Background: The incomplete understanding of disease causes and drug mechanisms of action often leads to ineffective drug therapies or side effects. Therefore, new approaches are needed to improve treatment decisions and to elucidate molecular mechanisms underlying pathologies and unwanted drug effects.
Methods: We present here the first analysis of phenotypically related drug-disease pairs. The phenotypic similarity between 4,869 human diseases and 1,667 drugs was evaluated using an ontology-based semantic similarity approach to compare disease symptoms with drug side effects. We assessed and visualized the enrichment over random of clinical and molecular relationships among drug-disease pairs that share phenotypes using lift plots. To determine the associations between drug and disease classes enriched among phenotypically related pairs we employed a network-based approach combined with Fisher's exact test.

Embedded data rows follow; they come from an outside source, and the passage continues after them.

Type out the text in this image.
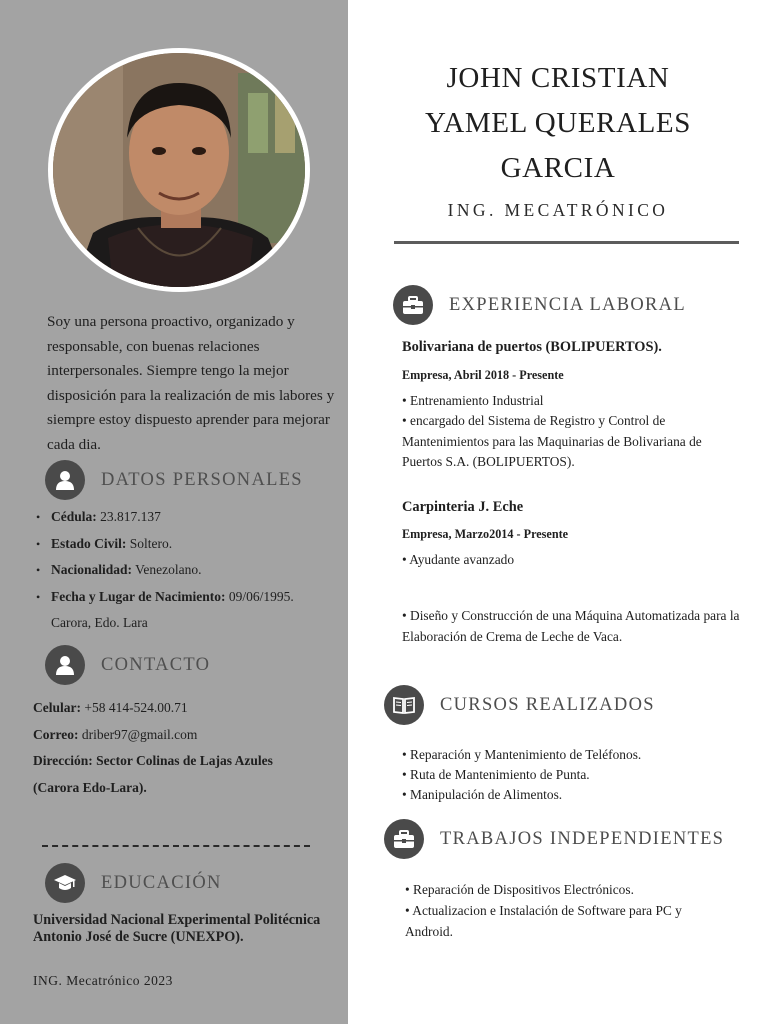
Soy una persona proactivo, organizado y responsable, con buenas relaciones interpersonales. Siempre tengo la mejor disposición para la realización de mis labores y siempre estoy dispuesto aprender para mejorar cada dia.
DATOS PERSONALES
• Cédula: 23.817.137
• Estado Civil: Soltero.
• Nacionalidad: Venezolano.
• Fecha y Lugar de Nacimiento: 09/06/1995.
Carora, Edo. Lara
CONTACTO
Celular: +58 414-524.00.71
Correo: driber97@gmail.com
Dirección: Sector Colinas de Lajas Azules
(Carora Edo-Lara).
EDUCACIÓN
Universidad Nacional Experimental Politécnica Antonio José de Sucre (UNEXPO).
ING. Mecatrónico 2023
JOHN CRISTIAN
YAMEL QUERALES
GARCIA
ING. MECATRÓNICO
EXPERIENCIA LABORAL
Bolivariana de puertos (BOLIPUERTOS).
Empresa, Abril 2018 - Presente
• Entrenamiento Industrial
• encargado del Sistema de Registro y Control de Mantenimientos para las Maquinarias de Bolivariana de Puertos S.A. (BOLIPUERTOS).
Carpinteria J. Eche
Empresa, Marzo2014 - Presente
• Ayudante avanzado
• Diseño y Construcción de una Máquina Automatizada para la Elaboración de Crema de Leche de Vaca.
CURSOS REALIZADOS
• Reparación y Mantenimiento de Teléfonos.
• Ruta de Mantenimiento de Punta.
• Manipulación de Alimentos.
TRABAJOS INDEPENDIENTES
• Reparación de Dispositivos Electrónicos.
• Actualizacion e Instalación de Software para PC y Android.
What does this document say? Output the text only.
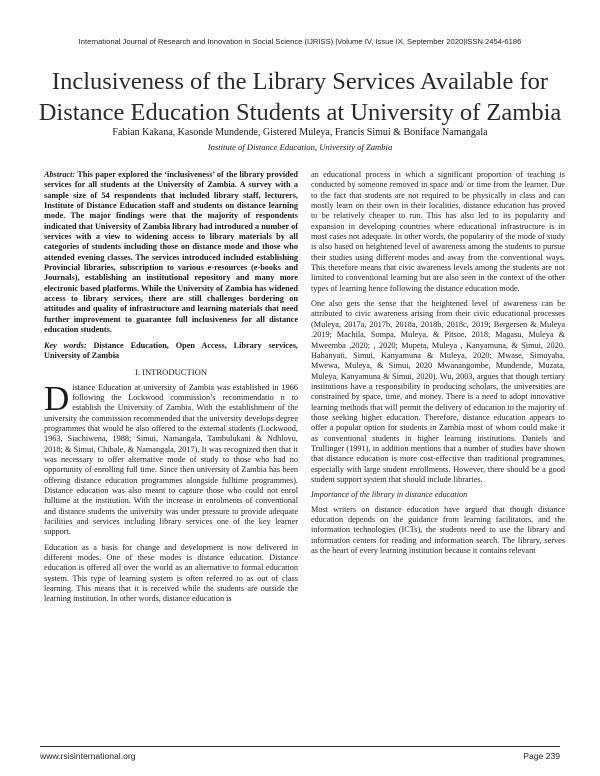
International Journal of Research and Innovation in Social Science (IJRISS) |Volume IV, Issue IX, September 2020|ISSN 2454-6186
Inclusiveness of the Library Services Available for Distance Education Students at University of Zambia
Fabian Kakana, Kasonde Mundende, Gistered Muleya, Francis Simui & Boniface Namangala
Institute of Distance Education, University of Zambia

Abstract: This paper explored the ‘inclusiveness’ of the library provided services for all students at the University of Zambia. A survey with a sample size of 54 respondents that included library staff, lecturers, Institute of Distance Education staff and students on distance learning mode. The major findings were that the majority of respondents indicated that University of Zambia library had introduced a number of services with a view to widening access to library materials by all categories of students including those on distance mode and those who attended evening classes. The services introduced included establishing Provincial libraries, subscription to various e-resources (e-books and Journals), establishing an institutional repository and many more electronic based platforms. While the University of Zambia has widened access to library services, there are still challenges bordering on attitudes and quality of infrastructure and learning materials that need further improvement to guarantee full inclusiveness for all distance education students.

Key words: Distance Education, Open Access, Library services, University of Zambia

I. INTRODUCTION

Distance Education at university of Zambia was established in 1966 following the Lockwood commission’s recommendatio n to establish the University of Zambia. With the establishment of the university the commission recommended that the university develops degree programmes that would be also offered to the external students (Lockwood, 1963, Siachiwena, 1988; Simui, Namangala, Tambulukani & Ndhlovu, 2018; & Simui, Chibale, & Namangala, 2017). It was recognized then that it was necessary to offer alternative mode of study to those who had no opportunity of enrolling full time. Since then university of Zambia has been offering distance education programmes alongside fulltime programmes). Distance education was also meant to capture those who could not enrol fulltime at the institution. With the increase in enrolments of conventional and distance students the university was under pressure to provide adequate facilities and services including library services one of the key learner support.

Education as a basis for change and development is now delivered in different modes. One of these modes is distance education. Distance education is offered all over the world as an alternative to formal education system. This type of learning system is often referred to as out of class learning. This means that it is received while the students are outside the learning institution. In other words, distance education is

an educational process in which a significant proportion of teaching is conducted by someone removed in space and/ or time from the learner. Due to the fact that students are not required to be physically in class and can mostly learn on their own in their localities, distance education has proved to be relatively cheaper to run. This has also led to its popularity and expansion in developing countries where educational infrastructure is in most cases not adequate. In other words, the popularity of the mode of study is also based on heightened level of awareness among the students to pursue their studies using different modes and away from the conventional ways. This therefore means that civic awareness levels among the students are not limited to conventional learning but are also seen in the context of the other types of learning hence following the distance education mode.

One also gets the sense that the heightened level of awareness can be attributed to civic awareness arising from their civic educational processes (Muleya, 2017a, 2017b, 2018a, 2018b, 2018c, 2019; Bergersen & Muleya .2019; Machila, Sompa, Muleya, & Pitsoe, 2018; Magasu, Muleya & Mweemba ,2020; , 2020; Mupeta, Muleya , Kanyamuna, & Simui, 2020. Habanyati, Simui, Kanyamuna & Muleya, 2020; Mwase, Simuyaba, Mwewa, Muleya, & Simui, 2020 Mwanangombe, Mundende, Muzata, Muleya, Kanyamuna & Simui, 2020). Wu, 2003, argues that though tertiary institutions have a responsibility in producing scholars, the universities are constrained by space, time, and money. There is a need to adopt innovative learning methods that will permit the delivery of education to the majority of those seeking higher education. Therefore, distance education appears to offer a popular option for students in Zambia most of whom could make it as conventional students in higher learning institutions. Daniels and Trullinger (1991), in addition mentions that a number of studies have shown that distance education is more cost-effective than traditional programmes, especially with large student enrollments. However, there should be a good student support system that should include libraries.

Importance of the library in distance education

Most writers on distance education have argued that though distance education depends on the guidance from learning facilitators, and the information technologies (ICTs), the students need to use the library and information centers for reading and information search. The library, serves as the heart of every learning institution because it contains relevant

www.rsisinternational.org	Page 239
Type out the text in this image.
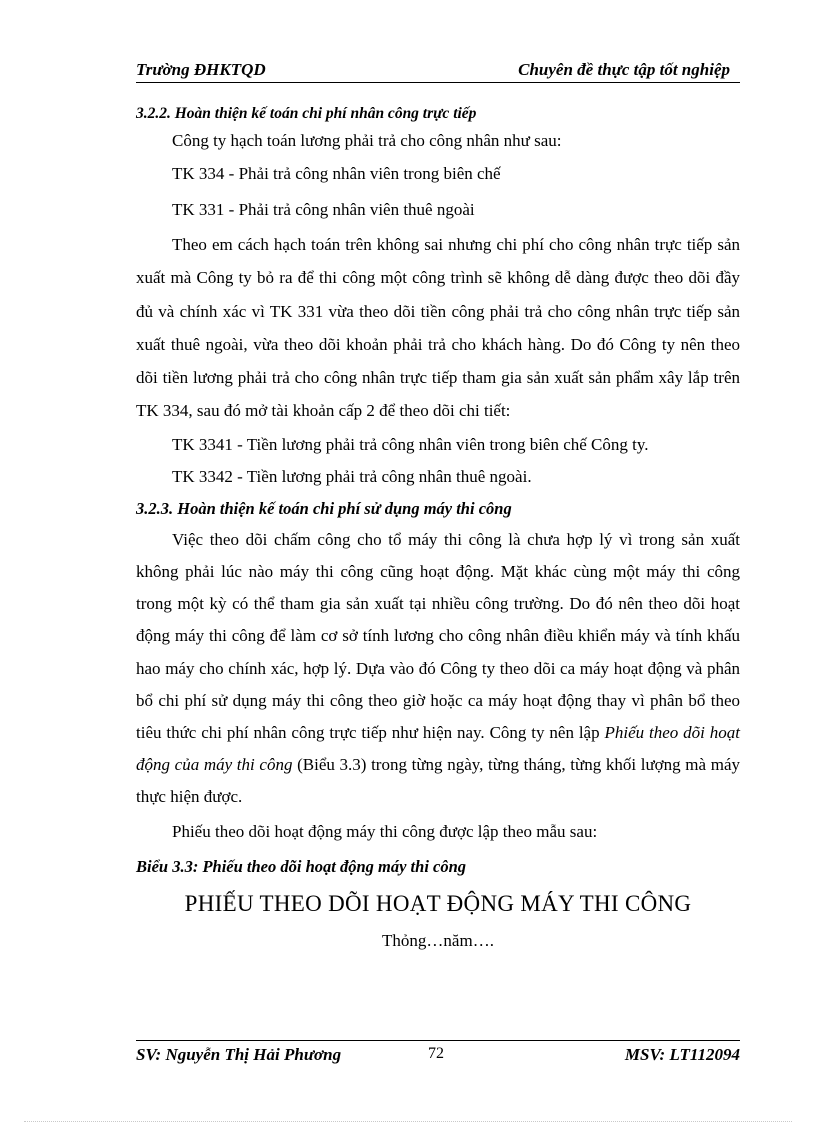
Trường ĐHKTQD	Chuyên đề thực tập tốt nghiệp

3.2.2. Hoàn thiện kế toán chi phí nhân công trực tiếp

Công ty hạch toán lương phải trả cho công nhân như sau:

TK 334 - Phải trả công nhân viên trong biên chế

TK 331 - Phải trả công nhân viên thuê ngoài

Theo em cách hạch toán trên không sai nhưng chi phí cho công nhân trực tiếp sản xuất mà Công ty bỏ ra để thi công một công trình sẽ không dễ dàng được theo dõi đầy đủ và chính xác vì TK 331 vừa theo dõi tiền công phải trả cho công nhân trực tiếp sản xuất thuê ngoài, vừa theo dõi khoản phải trả cho khách hàng. Do đó Công ty nên theo dõi tiền lương phải trả cho công nhân trực tiếp tham gia sản xuất sản phẩm xây lắp trên TK 334, sau đó mở tài khoản cấp 2 để theo dõi chi tiết:

TK 3341 - Tiền lương phải trả công nhân viên trong biên chế Công ty.

TK 3342 - Tiền lương phải trả công nhân thuê ngoài.

3.2.3. Hoàn thiện kế toán chi phí sử dụng máy thi công

Việc theo dõi chấm công cho tổ máy thi công là chưa hợp lý vì trong sản xuất không phải lúc nào máy thi công cũng hoạt động. Mặt khác cùng một máy thi công trong một kỳ có thể tham gia sản xuất tại nhiều công trường. Do đó nên theo dõi hoạt động máy thi công để làm cơ sở tính lương cho công nhân điều khiển máy và tính khấu hao máy cho chính xác, hợp lý. Dựa vào đó Công ty theo dõi ca máy hoạt động và phân bổ chi phí sử dụng máy thi công theo giờ hoặc ca máy hoạt động thay vì phân bổ theo tiêu thức chi phí nhân công trực tiếp như hiện nay. Công ty nên lập Phiếu theo dõi hoạt động của máy thi công (Biểu 3.3) trong từng ngày, từng tháng, từng khối lượng mà máy thực hiện được.

Phiếu theo dõi hoạt động máy thi công được lập theo mẫu sau:

Biểu 3.3: Phiếu theo dõi hoạt động máy thi công

PHIẾU THEO DÕI HOẠT ĐỘNG MÁY THI CÔNG

Thỏng…năm….

SV: Nguyễn Thị Hải Phương	72	MSV: LT112094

Results: We observed that molecularly and clinically related (for example, indication or contraindication) drugs and diseases are likely to share phenotypes. An analysis of the relations between drug mechanisms of action (MoAs) and disease classes among highly similar pairs revealed known and suspected MoA-disease relationships. Interestingly, we found that contraindications associated with high phenotypic similarity often involve diseases that have been reported as side effects of the drug, probably due to common mechanisms. Based on this, we propose a list of 752 precautions or potential contraindications for 486 drugs.
Conclusions: Phenotypic similarity between drugs and diseases facilitates the proposal of contraindications and the mechanistic understanding of diseases and drug side effects.